Time-resolved fluorescent analysis with confocal microscopy

Pyramidal cell from area CA3 in the hippocampus loaded through a micropipette with Rh-123, which is a voltage-sensitive fluorescent dye, preferentially distributed to the mitochondrial membrane. The cell was optically reconstructed from a series of images taken at different focal planes. Yellow boxes in the right part of the image show magnified parts labelled with smaller boxes on the left.

When cells are loaded with Rh-123, one can distinguish between individual mitochondria and how these mitochondria change their membrane potential during ictal and interictal activity during epileptiform activity. It was possible to show, that independent fluctuations can occur in remote dendrites while some mitochondria show remarkable coincidence in neighbouring dendrites.

Molecular Modelling Laboratory

To investigate binding interactions between ligands and their targets (CNS receptors and transporters) at the molecular level, we use high resolution crystal structures of protein-ligand complexes or their homology models to gain a closer understanding of ligand binding to receptors and transporters as well as to disclose conformational changes underlying their functions. Ligand positions are searched by using a number of docking programs based on different algorithms. In silico screening results are validated experimentally.

Equipment

Molecular mechanics calculations are performed in SYBYL (Tripos Inc.). Molecular docking is most frequently performed using GOLD 3.1.1 (Genetic Optimisation for Ligand Docking, Cambridge Crystallographic Data Center Software Ltd. Cambridge, UK), FlexX (implemented in SYBYL) and Autodock. Application of a number of scoring functions (GOLD and ChemScore in GOLD; GScore, DScore, FScore, ChemScore, PMF Score and Fscore in FlexX) provide a powerful tool for investigating the docked ligand positions in the selected drug target.
Molecular dynamics processes are performed on the Research Center’s Fujitsu-Siemens cluster of 114 dual core processors.

Capabilities

Molecular docking using high resolution crystal structures is able to predict ligand positions, thereby providing structural information on the binding mode. Structural data together with binding and function experiments enhance our understanding on ligand-protein interaction at the atomic level, that may lead to further information on protein function.

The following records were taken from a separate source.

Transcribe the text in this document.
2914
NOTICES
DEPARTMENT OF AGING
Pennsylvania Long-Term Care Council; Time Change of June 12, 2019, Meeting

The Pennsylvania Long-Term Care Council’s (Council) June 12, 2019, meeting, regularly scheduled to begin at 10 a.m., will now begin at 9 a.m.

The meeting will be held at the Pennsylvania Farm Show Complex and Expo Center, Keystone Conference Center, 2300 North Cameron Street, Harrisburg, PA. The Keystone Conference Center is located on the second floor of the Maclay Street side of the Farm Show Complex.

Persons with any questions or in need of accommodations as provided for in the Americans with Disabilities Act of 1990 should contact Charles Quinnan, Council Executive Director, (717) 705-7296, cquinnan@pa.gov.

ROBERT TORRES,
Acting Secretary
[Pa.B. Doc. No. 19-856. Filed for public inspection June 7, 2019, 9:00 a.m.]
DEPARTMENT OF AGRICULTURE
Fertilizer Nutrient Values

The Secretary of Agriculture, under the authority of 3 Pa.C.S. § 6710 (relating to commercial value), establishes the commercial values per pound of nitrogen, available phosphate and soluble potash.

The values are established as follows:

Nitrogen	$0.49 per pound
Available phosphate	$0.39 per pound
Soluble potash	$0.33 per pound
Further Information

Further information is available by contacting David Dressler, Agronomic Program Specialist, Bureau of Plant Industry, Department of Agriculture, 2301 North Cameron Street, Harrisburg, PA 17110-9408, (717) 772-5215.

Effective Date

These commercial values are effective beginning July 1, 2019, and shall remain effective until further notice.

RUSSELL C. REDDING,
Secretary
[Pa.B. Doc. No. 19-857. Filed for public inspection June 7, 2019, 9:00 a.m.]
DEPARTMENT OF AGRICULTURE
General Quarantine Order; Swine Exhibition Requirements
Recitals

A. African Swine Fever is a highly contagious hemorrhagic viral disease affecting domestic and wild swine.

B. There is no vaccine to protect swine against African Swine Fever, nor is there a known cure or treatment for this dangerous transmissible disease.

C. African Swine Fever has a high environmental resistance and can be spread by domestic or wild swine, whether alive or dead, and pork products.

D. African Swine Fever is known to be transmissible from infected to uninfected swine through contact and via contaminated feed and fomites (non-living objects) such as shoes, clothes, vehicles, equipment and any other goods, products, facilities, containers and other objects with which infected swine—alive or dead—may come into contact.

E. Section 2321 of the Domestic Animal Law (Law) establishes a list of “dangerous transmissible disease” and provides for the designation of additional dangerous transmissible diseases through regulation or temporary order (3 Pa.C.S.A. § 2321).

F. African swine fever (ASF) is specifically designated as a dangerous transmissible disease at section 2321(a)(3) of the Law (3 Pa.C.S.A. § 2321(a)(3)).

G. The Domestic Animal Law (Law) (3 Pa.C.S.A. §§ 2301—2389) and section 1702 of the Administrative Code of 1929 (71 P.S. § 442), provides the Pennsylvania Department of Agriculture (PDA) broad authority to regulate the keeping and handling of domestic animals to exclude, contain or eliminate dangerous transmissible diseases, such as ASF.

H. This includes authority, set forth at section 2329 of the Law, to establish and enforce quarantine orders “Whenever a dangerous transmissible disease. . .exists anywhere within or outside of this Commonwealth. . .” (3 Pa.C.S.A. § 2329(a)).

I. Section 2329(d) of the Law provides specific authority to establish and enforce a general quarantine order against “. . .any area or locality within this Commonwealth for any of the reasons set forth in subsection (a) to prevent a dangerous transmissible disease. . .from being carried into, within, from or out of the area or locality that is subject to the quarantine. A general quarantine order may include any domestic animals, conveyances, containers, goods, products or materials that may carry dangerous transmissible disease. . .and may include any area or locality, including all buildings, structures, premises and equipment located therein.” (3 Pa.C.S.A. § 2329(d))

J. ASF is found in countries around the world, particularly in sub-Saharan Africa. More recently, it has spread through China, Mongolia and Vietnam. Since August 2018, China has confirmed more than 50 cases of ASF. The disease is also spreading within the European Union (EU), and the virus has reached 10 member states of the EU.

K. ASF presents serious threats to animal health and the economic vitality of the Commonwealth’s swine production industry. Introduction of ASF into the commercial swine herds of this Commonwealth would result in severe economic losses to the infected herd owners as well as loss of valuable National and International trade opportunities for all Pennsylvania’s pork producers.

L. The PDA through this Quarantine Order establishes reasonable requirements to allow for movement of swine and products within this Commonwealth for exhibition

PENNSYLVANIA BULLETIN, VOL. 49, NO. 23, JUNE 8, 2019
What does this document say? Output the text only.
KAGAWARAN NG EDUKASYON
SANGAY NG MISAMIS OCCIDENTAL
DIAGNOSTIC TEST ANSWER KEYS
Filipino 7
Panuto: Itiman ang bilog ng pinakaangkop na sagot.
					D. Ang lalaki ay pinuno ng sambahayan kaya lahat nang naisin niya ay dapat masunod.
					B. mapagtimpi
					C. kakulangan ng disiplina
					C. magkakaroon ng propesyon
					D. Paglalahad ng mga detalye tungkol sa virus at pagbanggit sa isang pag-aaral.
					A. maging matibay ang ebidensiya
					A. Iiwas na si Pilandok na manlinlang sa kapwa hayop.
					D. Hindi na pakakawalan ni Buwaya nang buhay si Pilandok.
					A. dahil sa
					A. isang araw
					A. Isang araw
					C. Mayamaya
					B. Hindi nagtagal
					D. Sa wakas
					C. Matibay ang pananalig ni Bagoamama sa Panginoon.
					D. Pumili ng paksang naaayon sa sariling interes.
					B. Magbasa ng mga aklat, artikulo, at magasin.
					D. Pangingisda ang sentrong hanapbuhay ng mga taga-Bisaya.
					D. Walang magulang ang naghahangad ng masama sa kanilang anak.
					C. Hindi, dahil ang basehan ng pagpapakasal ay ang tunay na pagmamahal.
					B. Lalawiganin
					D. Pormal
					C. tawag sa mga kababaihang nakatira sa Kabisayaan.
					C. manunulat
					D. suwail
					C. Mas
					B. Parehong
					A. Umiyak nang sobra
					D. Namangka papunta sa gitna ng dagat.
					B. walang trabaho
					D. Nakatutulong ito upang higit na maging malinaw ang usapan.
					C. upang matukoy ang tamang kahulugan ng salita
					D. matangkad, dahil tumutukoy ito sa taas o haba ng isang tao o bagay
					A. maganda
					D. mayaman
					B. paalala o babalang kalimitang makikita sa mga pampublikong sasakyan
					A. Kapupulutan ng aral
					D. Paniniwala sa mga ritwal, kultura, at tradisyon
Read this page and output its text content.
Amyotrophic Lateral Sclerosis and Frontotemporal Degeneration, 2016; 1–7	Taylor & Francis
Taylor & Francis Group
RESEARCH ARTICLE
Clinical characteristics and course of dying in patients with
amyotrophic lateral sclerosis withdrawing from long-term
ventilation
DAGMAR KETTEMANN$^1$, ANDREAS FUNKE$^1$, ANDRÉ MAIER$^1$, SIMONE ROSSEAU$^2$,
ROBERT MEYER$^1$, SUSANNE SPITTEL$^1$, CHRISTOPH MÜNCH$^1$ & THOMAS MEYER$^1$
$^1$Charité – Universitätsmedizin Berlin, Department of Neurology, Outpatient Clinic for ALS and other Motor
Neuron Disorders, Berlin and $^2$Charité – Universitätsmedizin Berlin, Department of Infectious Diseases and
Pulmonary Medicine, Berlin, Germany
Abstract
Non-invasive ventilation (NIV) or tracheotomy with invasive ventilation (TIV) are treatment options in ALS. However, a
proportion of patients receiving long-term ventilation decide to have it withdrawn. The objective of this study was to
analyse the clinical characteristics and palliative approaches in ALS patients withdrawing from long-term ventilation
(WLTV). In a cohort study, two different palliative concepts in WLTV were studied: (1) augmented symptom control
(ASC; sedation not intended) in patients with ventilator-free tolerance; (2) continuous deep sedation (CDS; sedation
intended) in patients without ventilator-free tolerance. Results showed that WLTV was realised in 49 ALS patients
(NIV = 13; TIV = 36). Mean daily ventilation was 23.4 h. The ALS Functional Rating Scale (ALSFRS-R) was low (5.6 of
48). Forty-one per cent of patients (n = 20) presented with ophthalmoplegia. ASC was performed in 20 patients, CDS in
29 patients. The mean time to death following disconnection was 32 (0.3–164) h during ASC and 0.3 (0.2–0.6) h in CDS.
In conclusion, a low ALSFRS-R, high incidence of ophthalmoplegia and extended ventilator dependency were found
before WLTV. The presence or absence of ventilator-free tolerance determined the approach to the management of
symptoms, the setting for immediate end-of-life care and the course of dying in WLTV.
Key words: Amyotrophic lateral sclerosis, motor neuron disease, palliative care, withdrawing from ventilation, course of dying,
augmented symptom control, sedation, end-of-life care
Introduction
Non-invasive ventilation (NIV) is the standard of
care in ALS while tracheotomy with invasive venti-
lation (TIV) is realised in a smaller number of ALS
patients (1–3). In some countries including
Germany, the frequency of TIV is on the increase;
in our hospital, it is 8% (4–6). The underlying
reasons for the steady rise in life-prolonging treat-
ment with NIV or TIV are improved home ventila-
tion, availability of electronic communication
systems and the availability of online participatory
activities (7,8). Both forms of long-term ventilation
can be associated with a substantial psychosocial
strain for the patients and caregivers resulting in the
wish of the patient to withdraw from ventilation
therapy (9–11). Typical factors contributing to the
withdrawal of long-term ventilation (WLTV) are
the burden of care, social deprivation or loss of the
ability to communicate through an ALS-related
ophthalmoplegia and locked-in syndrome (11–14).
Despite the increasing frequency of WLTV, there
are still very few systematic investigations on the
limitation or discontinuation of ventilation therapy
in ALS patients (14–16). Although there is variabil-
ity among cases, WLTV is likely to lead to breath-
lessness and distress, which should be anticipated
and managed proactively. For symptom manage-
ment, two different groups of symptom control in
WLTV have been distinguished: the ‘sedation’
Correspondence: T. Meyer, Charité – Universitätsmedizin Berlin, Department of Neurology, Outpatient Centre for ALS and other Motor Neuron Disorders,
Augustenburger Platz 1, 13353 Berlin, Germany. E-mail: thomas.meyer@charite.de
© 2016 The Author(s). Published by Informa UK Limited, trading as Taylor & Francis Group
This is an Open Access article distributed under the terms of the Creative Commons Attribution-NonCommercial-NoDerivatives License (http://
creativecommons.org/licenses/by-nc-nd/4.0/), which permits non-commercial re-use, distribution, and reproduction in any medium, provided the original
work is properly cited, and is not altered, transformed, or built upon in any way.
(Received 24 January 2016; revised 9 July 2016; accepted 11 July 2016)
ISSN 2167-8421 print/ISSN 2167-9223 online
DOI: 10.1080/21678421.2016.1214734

Guanosine monophosphate (A) and inhibitors sildenafil (B) and zaprinast (C) docked to the type 6 phosphodiesterase binding crevice. Inhibitors, but not GMP interacted with Phe778 and Met759 (sildenafil) or Met759 (zaprinast), the key residues involved in the interaction between the catalytic binding domain and the inhibitory γ subunit of type 6 phosphodiesterase. Agreeing with predictions obtained by modelling binding, both inhibitors enhanced the amplitude of electric light responses of the isolated rat retina however the enhancement was smaller for the more efficacious inhibitor sildenafil. These paradoxical responses can be explained as a result of the enhancement of light activation of PDE6 through the competition between the catalytic site inhibitors and the γ subunit residues for catalytic domain residues Phe778 and Met759.